I looked at him; his pride was evident.  "That's awesome.  You must be a very valued employee," I told him.  "But, how do you get to work every day?"

"I walk.  It adds another couple hours to my day, and it's worse when I work real late, but I walk.  That's what I do."

As I drove, he told me little things here and there about the neighborhood as we passed them:  the school that is now a charter school, the neighbor who barbecues every Sunday, the guy who is real nice about letting all the kids play in his yard.  Pretty soon we drove up to a tiny house on the corner, and I drove up the driveway.  I admonished them both not to be in a hurry; I was retired and had all the time in the world.  They laughed and pulled their bags from my car, thanked me about eleventy more times, and told me I really saved them that day.

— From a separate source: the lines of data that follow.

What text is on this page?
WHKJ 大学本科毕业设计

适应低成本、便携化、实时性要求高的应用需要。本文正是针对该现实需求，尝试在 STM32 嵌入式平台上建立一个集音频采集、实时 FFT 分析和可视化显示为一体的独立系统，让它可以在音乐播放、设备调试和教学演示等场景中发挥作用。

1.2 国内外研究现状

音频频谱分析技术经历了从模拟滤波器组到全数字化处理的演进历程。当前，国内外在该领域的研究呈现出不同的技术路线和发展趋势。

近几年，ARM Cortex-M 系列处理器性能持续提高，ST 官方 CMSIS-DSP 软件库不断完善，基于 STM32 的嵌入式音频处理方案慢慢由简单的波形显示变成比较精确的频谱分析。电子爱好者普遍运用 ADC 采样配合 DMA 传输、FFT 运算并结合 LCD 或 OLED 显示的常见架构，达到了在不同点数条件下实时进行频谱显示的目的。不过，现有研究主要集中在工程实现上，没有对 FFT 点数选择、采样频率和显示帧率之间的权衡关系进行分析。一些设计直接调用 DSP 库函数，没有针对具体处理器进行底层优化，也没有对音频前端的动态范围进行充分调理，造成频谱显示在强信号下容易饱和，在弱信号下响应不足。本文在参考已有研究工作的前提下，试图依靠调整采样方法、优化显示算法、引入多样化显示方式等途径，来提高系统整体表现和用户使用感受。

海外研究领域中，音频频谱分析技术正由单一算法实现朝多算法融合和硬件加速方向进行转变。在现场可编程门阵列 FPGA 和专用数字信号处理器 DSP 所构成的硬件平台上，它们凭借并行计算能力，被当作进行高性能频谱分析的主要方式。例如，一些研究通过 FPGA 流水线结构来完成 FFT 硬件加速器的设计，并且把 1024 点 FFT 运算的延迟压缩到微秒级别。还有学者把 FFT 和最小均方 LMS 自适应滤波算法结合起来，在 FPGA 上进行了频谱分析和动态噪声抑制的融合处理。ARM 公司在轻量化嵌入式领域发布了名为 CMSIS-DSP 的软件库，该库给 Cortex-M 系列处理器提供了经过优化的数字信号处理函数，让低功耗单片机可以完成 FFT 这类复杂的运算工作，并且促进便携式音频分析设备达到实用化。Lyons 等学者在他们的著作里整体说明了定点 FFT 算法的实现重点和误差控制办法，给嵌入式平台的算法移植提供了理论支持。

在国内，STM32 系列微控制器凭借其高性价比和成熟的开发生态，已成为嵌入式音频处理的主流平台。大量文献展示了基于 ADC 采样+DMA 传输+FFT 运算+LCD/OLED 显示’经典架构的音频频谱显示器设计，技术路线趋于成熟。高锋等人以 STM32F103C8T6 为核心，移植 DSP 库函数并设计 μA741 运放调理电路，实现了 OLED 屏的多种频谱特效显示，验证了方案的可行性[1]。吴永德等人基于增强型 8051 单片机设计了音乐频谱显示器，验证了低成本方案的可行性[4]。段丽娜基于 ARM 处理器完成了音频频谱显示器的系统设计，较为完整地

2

A light rain was falling, and I said they shouldn't get wet.  "I'm so glad I could help you!" I said again, and I backed out of their stubby driveway and drove off.  And really, I was.

It was an interlude I sorely needed. 

My father used to tell us constantly that we needed Contrasts in life to help us fully appreciate the Good Things.  One of his watchwords was Appreciation.  We were raised on it.  And here I was, forgetting it.  I am thankful for such an Object Lesson.